The travel speed of the Extruder is fixed only by the speed of the cable spool and the drying time of the cement meaning that extremely rapid printing speeds can be achieved. If we assume that it is at least possible to print at the same travel speed of the average human walking (about 1.6mph) it would be possible to extrude a 1000 sq. ft. structure in less than 24 hours. Another feature that decreases print time is a variable diameter Extrusion Nozzle enabling the Printer to outline the print using a thin cement layer, then fill the profile in using a thick cement layer, drastically reducing the total amount of Extruder movement required to complete a single layer whilst also improving the quality of structure definition.

Applications of SALEM

Putting aside the obvious, standard construction 3D Printing applications, SALEM has been designed with two special applications in mind:

Vertical Farming

Snapshot of Microsoft’s Farm Beats Program Facility

Humans currently use approximately 1.5 Billion Hectares of land to feed ourselves. That is equivalent to around 36% of all arable land on planet earth. The UN predicts that by 2050 our population will grow to 9.7 Billion. If we assume the same agricultural density, we would then be using nearly 45% of all arable land to feed ourselves. It is clear that we must improve the amount of food grown per acre of land or risk collapsing the earth ecosphere.

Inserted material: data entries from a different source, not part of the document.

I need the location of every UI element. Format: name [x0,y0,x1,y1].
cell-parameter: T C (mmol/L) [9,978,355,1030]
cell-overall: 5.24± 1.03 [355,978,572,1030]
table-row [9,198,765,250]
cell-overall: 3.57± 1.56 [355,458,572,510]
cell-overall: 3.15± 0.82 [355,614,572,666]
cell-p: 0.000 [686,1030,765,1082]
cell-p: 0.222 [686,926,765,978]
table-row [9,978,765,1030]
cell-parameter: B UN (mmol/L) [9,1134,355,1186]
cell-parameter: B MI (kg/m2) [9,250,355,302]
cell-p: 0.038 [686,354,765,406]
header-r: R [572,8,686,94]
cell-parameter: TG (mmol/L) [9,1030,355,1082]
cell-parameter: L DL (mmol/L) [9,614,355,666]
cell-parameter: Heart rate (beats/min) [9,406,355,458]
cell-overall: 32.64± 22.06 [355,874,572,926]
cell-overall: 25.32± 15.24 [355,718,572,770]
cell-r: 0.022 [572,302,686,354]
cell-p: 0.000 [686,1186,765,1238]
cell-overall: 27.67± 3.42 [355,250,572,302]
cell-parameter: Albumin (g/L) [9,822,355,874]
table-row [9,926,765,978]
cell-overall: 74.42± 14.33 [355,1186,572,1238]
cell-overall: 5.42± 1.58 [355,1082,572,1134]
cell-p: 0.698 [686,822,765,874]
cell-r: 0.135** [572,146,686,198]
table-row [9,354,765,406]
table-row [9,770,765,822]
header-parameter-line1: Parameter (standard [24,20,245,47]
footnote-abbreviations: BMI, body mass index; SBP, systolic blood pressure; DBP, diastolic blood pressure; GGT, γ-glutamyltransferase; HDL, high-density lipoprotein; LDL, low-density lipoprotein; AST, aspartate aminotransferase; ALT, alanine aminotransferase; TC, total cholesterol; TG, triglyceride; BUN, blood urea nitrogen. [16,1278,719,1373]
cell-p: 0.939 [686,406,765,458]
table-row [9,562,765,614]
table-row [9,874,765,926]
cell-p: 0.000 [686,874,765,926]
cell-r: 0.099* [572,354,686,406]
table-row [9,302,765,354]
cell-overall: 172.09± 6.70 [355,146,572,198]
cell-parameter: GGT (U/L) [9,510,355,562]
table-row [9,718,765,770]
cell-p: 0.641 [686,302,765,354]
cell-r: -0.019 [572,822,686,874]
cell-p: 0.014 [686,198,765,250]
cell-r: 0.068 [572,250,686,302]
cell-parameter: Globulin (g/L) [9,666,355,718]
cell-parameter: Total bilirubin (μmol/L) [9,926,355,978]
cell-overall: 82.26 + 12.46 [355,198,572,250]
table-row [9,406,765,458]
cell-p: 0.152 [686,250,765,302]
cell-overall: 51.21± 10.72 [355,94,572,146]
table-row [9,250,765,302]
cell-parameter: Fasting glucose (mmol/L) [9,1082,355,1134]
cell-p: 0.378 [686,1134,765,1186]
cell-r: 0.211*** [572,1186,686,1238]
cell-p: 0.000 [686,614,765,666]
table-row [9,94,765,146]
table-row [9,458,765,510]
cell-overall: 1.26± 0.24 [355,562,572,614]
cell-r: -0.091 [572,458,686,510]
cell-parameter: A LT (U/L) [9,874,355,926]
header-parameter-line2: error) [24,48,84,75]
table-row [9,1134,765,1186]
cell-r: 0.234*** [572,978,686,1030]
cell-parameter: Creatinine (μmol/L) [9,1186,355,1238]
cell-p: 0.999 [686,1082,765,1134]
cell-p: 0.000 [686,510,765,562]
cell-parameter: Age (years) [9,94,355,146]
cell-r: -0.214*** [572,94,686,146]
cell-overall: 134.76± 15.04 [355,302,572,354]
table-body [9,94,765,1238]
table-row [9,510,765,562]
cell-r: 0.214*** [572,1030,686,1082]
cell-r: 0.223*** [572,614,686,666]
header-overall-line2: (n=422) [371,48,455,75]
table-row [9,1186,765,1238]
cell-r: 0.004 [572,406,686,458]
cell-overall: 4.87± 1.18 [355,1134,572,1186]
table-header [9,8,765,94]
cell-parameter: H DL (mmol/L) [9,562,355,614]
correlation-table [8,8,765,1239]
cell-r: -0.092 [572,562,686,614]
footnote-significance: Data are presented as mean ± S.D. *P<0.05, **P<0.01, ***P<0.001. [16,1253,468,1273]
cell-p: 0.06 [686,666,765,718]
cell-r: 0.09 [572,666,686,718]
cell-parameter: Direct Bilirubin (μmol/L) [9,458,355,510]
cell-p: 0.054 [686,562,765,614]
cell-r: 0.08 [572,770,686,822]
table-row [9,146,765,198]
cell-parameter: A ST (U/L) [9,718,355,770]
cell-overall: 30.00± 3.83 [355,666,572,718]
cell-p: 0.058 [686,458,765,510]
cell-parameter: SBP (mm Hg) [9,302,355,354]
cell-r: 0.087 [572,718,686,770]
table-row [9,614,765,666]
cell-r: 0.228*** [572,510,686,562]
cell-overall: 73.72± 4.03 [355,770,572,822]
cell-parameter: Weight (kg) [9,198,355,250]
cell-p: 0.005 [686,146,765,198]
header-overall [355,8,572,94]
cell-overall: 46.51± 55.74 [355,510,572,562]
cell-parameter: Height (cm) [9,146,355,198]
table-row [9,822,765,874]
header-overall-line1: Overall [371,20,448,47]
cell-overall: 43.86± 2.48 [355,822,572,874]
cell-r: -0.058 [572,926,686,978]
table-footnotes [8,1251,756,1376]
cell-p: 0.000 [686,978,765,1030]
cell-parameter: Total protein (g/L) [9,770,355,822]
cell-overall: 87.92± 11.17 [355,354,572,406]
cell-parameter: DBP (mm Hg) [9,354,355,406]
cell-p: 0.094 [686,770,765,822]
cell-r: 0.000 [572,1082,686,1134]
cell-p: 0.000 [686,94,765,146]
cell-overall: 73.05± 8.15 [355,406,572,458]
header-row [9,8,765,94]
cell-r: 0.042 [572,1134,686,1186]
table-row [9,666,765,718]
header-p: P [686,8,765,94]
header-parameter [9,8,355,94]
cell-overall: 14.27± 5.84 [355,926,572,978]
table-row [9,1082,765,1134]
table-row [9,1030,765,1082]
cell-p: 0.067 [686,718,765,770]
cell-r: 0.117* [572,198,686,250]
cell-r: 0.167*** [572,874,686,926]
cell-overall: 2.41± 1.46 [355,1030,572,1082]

Vertical Farming appears to provide a potential solution to this problem. The basic premise of Vertical farming is that instead of growing food in a 2D space like traditional farming, you grow in a 3D space. This is achieved by stacking crops on shelves and growing by artificial means. This is usually achieved with special grow lights and hydroponics.

The major issue with Vertical Farming is that it has a high start up cost and complexity compared to traditional methods. To grow food in this manner you must first create the facilities to do so. To keep costs low enough to be profitable, most Vertical Farming companies are relying on converting shipping containers or old unused warehouses to house their farms.

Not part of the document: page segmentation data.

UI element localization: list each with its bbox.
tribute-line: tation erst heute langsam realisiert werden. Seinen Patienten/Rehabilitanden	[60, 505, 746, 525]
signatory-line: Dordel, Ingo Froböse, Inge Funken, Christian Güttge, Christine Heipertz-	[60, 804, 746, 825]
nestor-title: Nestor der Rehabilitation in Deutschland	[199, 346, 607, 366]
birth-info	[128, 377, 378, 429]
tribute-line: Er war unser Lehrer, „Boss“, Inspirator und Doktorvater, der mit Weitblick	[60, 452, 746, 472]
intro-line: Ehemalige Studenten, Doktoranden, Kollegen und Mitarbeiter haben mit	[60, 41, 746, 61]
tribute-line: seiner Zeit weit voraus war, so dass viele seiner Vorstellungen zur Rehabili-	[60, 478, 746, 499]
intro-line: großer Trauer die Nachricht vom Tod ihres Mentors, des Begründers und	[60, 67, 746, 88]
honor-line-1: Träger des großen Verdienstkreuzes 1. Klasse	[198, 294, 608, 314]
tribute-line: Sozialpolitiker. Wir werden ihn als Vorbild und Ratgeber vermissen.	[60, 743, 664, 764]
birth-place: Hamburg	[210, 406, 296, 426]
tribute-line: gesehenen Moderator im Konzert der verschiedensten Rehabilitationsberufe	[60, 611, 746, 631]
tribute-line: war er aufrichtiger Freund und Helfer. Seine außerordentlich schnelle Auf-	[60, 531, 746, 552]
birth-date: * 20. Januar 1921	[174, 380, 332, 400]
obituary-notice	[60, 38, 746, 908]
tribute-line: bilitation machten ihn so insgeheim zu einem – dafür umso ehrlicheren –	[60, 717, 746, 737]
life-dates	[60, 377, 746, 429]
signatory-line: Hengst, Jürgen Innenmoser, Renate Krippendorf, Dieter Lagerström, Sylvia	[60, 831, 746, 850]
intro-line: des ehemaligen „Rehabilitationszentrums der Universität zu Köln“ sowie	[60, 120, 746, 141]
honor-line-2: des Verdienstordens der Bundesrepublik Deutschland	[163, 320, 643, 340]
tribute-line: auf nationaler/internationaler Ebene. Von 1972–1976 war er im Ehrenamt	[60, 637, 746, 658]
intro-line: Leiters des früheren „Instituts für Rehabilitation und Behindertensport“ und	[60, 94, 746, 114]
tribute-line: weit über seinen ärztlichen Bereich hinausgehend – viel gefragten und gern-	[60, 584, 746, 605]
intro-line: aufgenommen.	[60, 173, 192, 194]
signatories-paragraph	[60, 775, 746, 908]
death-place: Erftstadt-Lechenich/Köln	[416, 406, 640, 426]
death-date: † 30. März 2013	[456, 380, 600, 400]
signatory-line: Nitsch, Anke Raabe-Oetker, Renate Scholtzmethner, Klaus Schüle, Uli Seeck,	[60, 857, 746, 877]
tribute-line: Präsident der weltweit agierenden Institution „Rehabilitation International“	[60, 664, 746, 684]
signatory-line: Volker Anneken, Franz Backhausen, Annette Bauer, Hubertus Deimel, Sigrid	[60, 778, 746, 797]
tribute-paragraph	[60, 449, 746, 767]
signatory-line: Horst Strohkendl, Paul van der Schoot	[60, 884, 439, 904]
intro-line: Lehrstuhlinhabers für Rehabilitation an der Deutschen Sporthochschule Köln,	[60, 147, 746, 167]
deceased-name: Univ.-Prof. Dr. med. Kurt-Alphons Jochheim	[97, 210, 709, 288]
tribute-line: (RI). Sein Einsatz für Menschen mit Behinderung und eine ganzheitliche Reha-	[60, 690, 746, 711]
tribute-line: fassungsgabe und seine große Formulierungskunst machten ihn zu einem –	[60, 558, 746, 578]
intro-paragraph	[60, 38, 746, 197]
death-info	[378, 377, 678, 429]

Where does SALEM come into this equation you ask? If it were possible to rapidly produce multi-story buildings using C3DP, you could in theory build industrial scale Vertical Farms for cheap enough to turn a profit. This is one of the key benefits of SALEM. It makes it possible to print out large scale structures without the need for difficult and resource heavy logistics, therefore making such facilities possible.

Off-world & Uninhabited Printing

A concept 3D Printed Mars Habitat by AI SpaceFactory

There has been serious movement in recent years towards establishing human colonies off-world. Looking past the many challenges we face in getting humans to these distant places, we then have to consider how we might actually survive once we’ve arrived.

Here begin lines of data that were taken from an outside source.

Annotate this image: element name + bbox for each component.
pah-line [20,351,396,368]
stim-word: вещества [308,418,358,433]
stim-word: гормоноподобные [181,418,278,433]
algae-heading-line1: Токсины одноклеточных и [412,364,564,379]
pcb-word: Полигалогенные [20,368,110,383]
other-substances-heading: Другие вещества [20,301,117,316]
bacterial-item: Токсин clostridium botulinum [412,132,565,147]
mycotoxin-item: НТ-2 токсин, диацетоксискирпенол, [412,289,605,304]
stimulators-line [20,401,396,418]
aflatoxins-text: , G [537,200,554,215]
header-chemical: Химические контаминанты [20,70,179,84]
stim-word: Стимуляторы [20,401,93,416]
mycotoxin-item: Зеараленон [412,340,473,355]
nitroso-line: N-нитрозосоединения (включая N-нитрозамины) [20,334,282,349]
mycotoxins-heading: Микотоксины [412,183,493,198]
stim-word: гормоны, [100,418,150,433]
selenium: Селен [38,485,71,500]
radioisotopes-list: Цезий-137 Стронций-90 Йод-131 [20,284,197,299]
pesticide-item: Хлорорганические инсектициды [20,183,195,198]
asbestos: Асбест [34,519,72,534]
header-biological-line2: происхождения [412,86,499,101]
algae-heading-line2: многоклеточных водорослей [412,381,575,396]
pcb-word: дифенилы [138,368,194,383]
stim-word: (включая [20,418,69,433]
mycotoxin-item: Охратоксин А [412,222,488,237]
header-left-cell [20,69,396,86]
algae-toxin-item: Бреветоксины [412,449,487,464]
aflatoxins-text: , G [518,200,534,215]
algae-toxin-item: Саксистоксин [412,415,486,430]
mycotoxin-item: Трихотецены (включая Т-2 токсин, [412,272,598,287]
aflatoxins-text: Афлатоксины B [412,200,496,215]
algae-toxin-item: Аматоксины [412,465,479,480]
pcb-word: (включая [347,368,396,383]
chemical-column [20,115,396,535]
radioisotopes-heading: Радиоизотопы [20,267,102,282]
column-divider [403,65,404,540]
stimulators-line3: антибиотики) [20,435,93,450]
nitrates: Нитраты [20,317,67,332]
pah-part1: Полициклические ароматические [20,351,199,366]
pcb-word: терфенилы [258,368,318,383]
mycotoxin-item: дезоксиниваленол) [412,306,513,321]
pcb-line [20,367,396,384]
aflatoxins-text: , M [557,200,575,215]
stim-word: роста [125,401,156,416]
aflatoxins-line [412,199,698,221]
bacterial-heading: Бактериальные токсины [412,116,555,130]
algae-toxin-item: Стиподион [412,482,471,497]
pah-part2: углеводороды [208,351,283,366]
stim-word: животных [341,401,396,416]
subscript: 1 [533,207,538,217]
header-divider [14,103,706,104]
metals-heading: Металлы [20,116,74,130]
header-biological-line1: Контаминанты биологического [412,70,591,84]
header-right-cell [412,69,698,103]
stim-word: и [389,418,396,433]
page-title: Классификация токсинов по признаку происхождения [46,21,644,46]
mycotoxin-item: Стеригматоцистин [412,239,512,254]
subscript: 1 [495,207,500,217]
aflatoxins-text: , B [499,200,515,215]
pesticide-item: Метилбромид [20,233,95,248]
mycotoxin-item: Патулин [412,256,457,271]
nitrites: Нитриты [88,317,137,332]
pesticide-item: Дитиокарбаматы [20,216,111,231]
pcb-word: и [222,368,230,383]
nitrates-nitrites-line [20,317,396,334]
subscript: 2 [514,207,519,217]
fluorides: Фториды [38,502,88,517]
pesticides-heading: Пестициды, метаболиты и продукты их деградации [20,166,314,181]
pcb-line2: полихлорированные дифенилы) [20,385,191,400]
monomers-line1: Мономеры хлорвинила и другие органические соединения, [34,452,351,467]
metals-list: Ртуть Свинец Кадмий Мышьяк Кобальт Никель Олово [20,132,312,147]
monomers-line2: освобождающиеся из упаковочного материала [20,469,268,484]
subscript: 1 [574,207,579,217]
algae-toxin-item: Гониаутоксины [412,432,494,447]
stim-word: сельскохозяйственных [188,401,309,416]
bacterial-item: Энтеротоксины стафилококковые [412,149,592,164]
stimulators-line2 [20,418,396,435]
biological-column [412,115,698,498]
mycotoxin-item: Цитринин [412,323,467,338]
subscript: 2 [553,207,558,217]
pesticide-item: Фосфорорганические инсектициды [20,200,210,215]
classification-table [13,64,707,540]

Moving mass from one planet to another is an extremely difficult and costly process. As such, we must keep the amount of mass sent from earth to other worlds as low as possible. We should look to use as much as possible from the worlds we arrive at to build our bases. It stands to reason then, that C3DP would be an especially useful concept for building bases on places such as the Moon and Mars. It turns out all the ingredients you need to produce cement are abundant in the Martian crust.

SALEM is perfect for this application as it has been designed to not require any overhead craneage to be erected. It should be possible to assemble a SALEM printer with just manual handling practices, some simple tooling and the printer itself. It also is fully customisable and theoretically self-calibrating making it more flexible for use in places where it is more difficult to do foundational ground prep.